Polistrumentista, eclettico, cantautore e compositore tra i più apprezzati in Italia, e non solo. Una carriera quarantennale, durante la quale ha spaziato tra svariati generi musicali. Il suo percorso è stato articolato, variegato, ma eterogeneo nella crescita, Ha proposto testi esclusivi per il folto pubblico e la schiera dei suoi estimatori fedelissimi. Testi sempre profondi, accompagnati dall’originalità delle musiche, create da strumenti, i più inusuali e meno conosciuti da lui usati in maniera sublime.
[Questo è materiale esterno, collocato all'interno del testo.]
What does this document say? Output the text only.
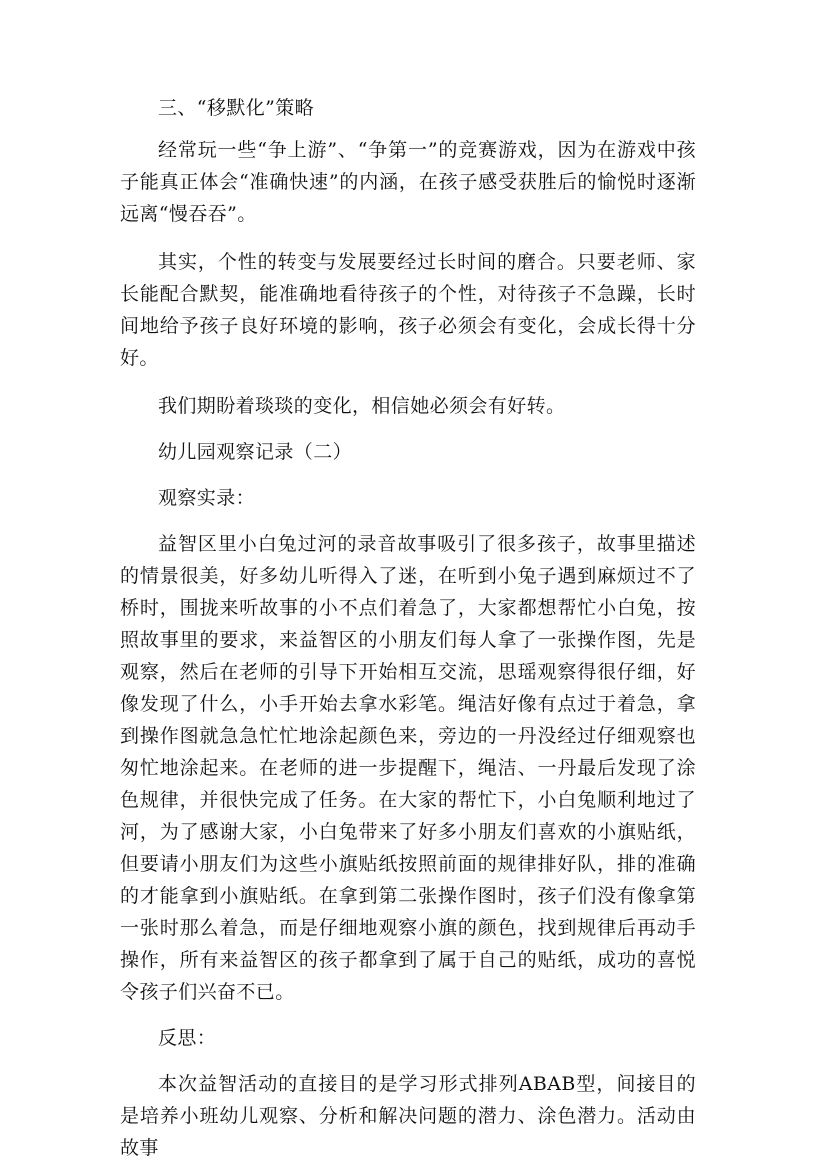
三、“移默化”策略

经常玩一些“争上游”、“争第一”的竞赛游戏，因为在游戏中孩子能真正体会“准确快速”的内涵，在孩子感受获胜后的愉悦时逐渐远离“慢吞吞”。

其实，个性的转变与发展要经过长时间的磨合。只要老师、家长能配合默契，能准确地看待孩子的个性，对待孩子不急躁，长时间地给予孩子良好环境的影响，孩子必须会有变化，会成长得十分好。

我们期盼着琰琰的变化，相信她必须会有好转。

幼儿园观察记录（二）

观察实录：

益智区里小白兔过河的录音故事吸引了很多孩子，故事里描述的情景很美，好多幼儿听得入了迷，在听到小兔子遇到麻烦过不了桥时，围拢来听故事的小不点们着急了，大家都想帮忙小白兔，按照故事里的要求，来益智区的小朋友们每人拿了一张操作图，先是观察，然后在老师的引导下开始相互交流，思瑶观察得很仔细，好像发现了什么，小手开始去拿水彩笔。绳洁好像有点过于着急，拿到操作图就急急忙忙地涂起颜色来，旁边的一丹没经过仔细观察也匆忙地涂起来。在老师的进一步提醒下，绳洁、一丹最后发现了涂色规律，并很快完成了任务。在大家的帮忙下，小白兔顺利地过了河，为了感谢大家，小白兔带来了好多小朋友们喜欢的小旗贴纸，但要请小朋友们为这些小旗贴纸按照前面的规律排好队，排的准确的才能拿到小旗贴纸。在拿到第二张操作图时，孩子们没有像拿第一张时那么着急，而是仔细地观察小旗的颜色，找到规律后再动手操作，所有来益智区的孩子都拿到了属于自己的贴纸，成功的喜悦令孩子们兴奋不已。

反思：

本次益智活动的直接目的是学习形式排列ABAB型，间接目的是培养小班幼儿观察、分析和解决问题的潜力、涂色潜力。活动由故事
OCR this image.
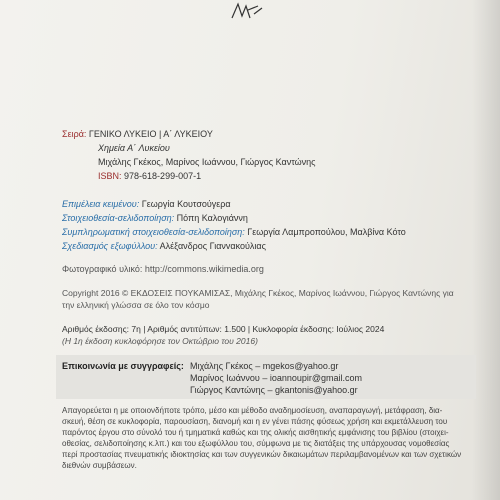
Σειρά: ΓΕΝΙΚΟ ΛΥΚΕΙΟ | Α΄ ΛΥΚΕΙΟΥ
Χημεία Α΄ Λυκείου
Μιχάλης Γκέκος, Μαρίνος Ιωάννου, Γιώργος Καντώνης
ISBN: 978-618-299-007-1
Επιμέλεια κειμένου: Γεωργία Κουτσούγερα
Στοιχειοθεσία-σελιδοποίηση: Πόπη Καλογιάννη
Συμπληρωματική στοιχειοθεσία-σελιδοποίηση: Γεωργία Λαμπροπούλου, Μαλβίνα Κότο
Σχεδιασμός εξωφύλλου: Αλέξανδρος Γιανvακούλιας
Φωτογραφικό υλικό: http://commons.wikimedia.org
Copyright 2016 © ΕΚΔΟΣΕΙΣ ΠΟΥΚΑΜΙΣΑΣ, Μιχάλης Γκέκος, Μαρίνος Ιωάννου, Γιώργος Καντώνης για
την ελληνική γλώσσα σε όλο τον κόσμο
Αριθμός έκδοσης: 7η | Αριθμός αντιτύπων: 1.500 | Κυκλοφορία έκδοσης: Ιούλιος 2024
(Η 1η έκδοση κυκλοφόρησε τον Οκτώβριο του 2016)
Επικοινωνία με συγγραφείς: Μιχάλης Γκέκος – mgekos@yahoo.gr
Μαρίνος Ιωάννου – ioannoupir@gmail.com
Γιώργος Καντώνης – gkantonis@yahoo.gr
Απαγορεύεται η με οποιονδήποτε τρόπο, μέσο και μέθοδο αναδημοσίευση, αναπαραγωγή, μετάφραση, δια-
σκευή, θέση σε κυκλοφορία, παρουσίαση, διανομή και η εν γένει πάσης φύσεως χρήση και εκμετάλλευση του
παρόντος έργου στο σύνολό του ή τμηματικά καθώς και της ολικής αισθητικής εμφάνισης του βιβλίου (στοιχει-
οθεσίας, σελιδοποίησης κ.λπ.) και του εξωφύλλου του, σύμφωνα με τις διατάξεις της υπάρχουσας νομοθεσίας
περί προστασίας πνευματικής ιδιοκτησίας και των συγγενικών δικαιωμάτων περιλαμβανομένων και των σχετικών
διεθνών συμβάσεων.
A un certo punto, la notorietà probabilmente lo ha infastidito, e Fossati è giunto ad un crocevia, si è ritirato nel 2011, decidendo di abbandonare il palcoscenico, ma non certo per camminare con il cane ai giardinetti, bensì per accrescere le mille sfaccettature emotive e culturali che fanno parte del suo complesso essere umano… incredibilmente umano.
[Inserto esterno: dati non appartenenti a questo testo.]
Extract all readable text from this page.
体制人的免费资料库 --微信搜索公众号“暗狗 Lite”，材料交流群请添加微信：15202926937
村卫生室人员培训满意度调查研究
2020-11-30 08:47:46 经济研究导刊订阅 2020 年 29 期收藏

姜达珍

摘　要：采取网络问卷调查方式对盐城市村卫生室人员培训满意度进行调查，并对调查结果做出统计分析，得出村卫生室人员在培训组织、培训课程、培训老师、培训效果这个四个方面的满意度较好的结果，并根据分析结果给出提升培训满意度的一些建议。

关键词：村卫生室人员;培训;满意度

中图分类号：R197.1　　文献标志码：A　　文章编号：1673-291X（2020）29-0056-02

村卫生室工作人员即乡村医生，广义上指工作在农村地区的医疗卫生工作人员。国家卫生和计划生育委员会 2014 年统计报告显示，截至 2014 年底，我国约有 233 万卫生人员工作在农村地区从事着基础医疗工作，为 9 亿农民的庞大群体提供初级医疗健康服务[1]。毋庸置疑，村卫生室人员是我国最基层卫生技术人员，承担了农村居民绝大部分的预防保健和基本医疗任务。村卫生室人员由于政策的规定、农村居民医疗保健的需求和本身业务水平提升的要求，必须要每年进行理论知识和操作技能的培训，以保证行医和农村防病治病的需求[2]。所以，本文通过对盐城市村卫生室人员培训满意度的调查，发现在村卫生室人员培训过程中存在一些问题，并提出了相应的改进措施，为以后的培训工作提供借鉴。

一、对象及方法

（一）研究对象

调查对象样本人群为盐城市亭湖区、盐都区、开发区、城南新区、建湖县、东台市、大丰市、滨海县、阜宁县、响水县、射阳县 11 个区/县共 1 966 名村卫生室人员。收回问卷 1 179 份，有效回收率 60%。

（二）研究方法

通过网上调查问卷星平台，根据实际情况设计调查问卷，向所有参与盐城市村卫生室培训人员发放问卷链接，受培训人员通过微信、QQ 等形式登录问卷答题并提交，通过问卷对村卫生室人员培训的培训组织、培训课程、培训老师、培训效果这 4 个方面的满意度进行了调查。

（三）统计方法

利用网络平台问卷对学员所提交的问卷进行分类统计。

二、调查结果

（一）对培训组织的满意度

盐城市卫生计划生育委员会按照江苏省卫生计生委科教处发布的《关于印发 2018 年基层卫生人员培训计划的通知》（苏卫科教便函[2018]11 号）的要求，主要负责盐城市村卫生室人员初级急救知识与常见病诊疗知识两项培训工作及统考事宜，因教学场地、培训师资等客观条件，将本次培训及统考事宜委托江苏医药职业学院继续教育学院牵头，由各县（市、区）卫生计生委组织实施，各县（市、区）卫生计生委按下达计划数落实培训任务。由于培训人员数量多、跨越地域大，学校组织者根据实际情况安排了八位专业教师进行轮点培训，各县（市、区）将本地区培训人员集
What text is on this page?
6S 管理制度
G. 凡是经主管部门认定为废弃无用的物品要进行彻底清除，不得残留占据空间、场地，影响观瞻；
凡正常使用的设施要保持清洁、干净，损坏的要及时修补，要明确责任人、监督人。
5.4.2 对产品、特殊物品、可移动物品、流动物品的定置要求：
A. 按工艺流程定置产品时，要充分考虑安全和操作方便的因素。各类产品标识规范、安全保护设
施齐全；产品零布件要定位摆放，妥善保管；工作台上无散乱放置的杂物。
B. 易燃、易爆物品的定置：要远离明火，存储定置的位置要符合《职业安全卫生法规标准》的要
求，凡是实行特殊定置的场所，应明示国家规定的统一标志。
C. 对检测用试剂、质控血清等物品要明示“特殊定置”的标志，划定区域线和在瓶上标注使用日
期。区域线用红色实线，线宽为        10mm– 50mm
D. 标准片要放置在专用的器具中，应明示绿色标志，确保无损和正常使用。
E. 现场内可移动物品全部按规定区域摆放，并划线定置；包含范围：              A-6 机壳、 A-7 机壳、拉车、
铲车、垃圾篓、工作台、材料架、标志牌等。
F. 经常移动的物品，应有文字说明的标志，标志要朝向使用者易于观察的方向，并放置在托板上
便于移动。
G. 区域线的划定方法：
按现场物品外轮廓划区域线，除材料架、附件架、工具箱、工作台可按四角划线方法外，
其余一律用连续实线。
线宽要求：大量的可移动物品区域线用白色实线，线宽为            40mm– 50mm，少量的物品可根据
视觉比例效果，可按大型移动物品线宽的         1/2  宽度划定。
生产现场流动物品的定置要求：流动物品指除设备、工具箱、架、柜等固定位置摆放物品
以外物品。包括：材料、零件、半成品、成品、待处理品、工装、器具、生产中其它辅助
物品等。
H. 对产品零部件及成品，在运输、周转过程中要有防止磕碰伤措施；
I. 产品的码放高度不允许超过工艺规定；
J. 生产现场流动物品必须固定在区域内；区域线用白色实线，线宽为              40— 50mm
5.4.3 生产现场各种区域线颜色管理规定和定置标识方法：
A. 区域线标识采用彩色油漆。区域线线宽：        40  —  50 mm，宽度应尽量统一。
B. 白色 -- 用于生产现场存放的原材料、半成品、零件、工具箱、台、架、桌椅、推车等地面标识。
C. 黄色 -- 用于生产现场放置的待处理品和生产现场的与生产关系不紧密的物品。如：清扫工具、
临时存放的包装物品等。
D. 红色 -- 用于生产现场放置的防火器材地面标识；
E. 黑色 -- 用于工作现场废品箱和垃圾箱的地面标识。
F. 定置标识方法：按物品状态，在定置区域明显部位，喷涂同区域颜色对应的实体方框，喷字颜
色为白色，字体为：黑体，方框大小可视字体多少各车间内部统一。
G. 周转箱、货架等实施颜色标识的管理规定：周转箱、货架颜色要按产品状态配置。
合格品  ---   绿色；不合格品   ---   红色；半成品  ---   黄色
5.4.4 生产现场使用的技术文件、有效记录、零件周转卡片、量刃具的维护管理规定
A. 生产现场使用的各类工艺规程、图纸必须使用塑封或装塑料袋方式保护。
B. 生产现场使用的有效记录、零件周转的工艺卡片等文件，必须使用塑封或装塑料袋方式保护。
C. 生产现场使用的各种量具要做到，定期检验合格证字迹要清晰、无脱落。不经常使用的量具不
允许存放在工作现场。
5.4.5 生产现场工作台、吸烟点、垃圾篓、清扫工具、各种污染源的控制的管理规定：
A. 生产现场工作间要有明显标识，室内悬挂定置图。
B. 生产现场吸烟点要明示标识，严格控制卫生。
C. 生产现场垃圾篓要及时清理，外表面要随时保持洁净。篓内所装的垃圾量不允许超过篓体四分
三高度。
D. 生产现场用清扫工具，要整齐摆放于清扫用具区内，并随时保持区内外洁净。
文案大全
Lui è una fucina di idee, così si è dato al ruolo di apprezzatissimo professore universitario, dando vita ad un ambizioso progetto, riscoprire “Giorgio Gaber”, e farlo conoscere alle nuove generazioni.

L’idea per attuare questo proposito, gli sarebbe venuta proprio confrontandosi con i suoi 40 studenti, all’università di Genova, nessuno di loro sapeva chi fosse il musicista scomparso, e cosa avesse rappresentato nel panorama musicale Italiano.

Della produzione di Gaber, quasi tutti i ragazzi, non ne sapevano nulla o quasi, contemplavano quell’inconsapevolezza come una carenza minore, accettata o data per scontata, per accorgersi in seguito di apprezzarne l’intera opera. Il merito certamente è stato del loro sapiente e coinvolgente maestro Fossati, che ha fatto riemergere il talento, che il signor “G” aveva rappresentato per le generazioni passate, ora riconosciuto anche da quelle attuali.

Alcuni dei vecchi brani di Giorgio Gaber, forniti dalla Fondazione a lui dedicata, incluso un inedito, sono stati restaurati e ripuliti dalla polvere e dai graffi sul vinile, per rinascere in una nuova versione che comprende 14 brani scelti tra i più celebri, compreso l’inedito, che dà il titolo al nuovo album ” Le donne di ora”.

Questo cantiere creativo, è nato sotto la direzione capace ed entusiasta di Ivano Fossati, che ha dimostrato grande generosità nel valorizzare un amico, dimostrando una straordinaria professionalità, e raggiungere l’obiettivo di far apprezzare il cantautore scomparso, a miriadi di ragazzi, multipli a piu’ zeri dei 40 primi estimatori nell’attualità. Celebrando così, quel professionista capace e discreto, che a detta di Fossati, praticava i teatri, più degli stadi, “perchè gli piaceva lavorare tutti i giorni,” come un normale impiegato. L’appuntamento con l’evento di presentazione di questo disco, ha fatto tappa anche a Ravenna, nella sede del Palazzo dei Congressi, con una partecipazione di pubblico di tutto rispetto, l’evento era molto atteso. Le aspettative non hanno deluso i presenti.

Ivano Fossati si è dato al pubblico muovendosi nella sala, pur con qualche difficoltà, dovuta alla penombra dell’ambiente, e a qualche difetto visivo, da lui stesso ammesso. Ha raccontato agli intervenuti, aneddoti riguardanti la sua amicizia con Gaber, e il ruolo sociale e culturale sollevato dalla canzone d’autore. L’incontro è stato arricchito da filmati e foto di repertorio, molte delle quali private o inedite, ( provenienti dalla Fondazione Gaber).

Tra questi si poteva scorgere una “Mina” in bianco e nero, insieme ad un giovanissimo Giorgio Gaber, uno scatto rubato durante una esclusiva tournè, di cui Fossati fu un privilegiato e raro testimone. Il cantautore ha raccontato che in quella occasione, il vero miracolo per lui, fu di poter ammirare i capelli ramati della cantante Cremonese, usciti come per magia e all’improvviso dalla TV, allora solo bicolor, su un palcoscenico reale, dunque tangibile.

Il musicista, ha puntualizzato con quella sua voce pacata, elegante, sensuale dal timbro esclusivo e lievemente affannato, il proprio rapporto con l’intera Opera di Gaber, e del legame dell’amico così inscindibile dal teatro, ma soprattutto ha sottolineato l’importanza di mantenere in vita il messaggio circoscritto nell’intera liturgia del signor “G,”senza voler trascurare l’attualità e l’importanza dei testi di quel cantautore, la cui voce, per merito di Fossati è tornata come nuova.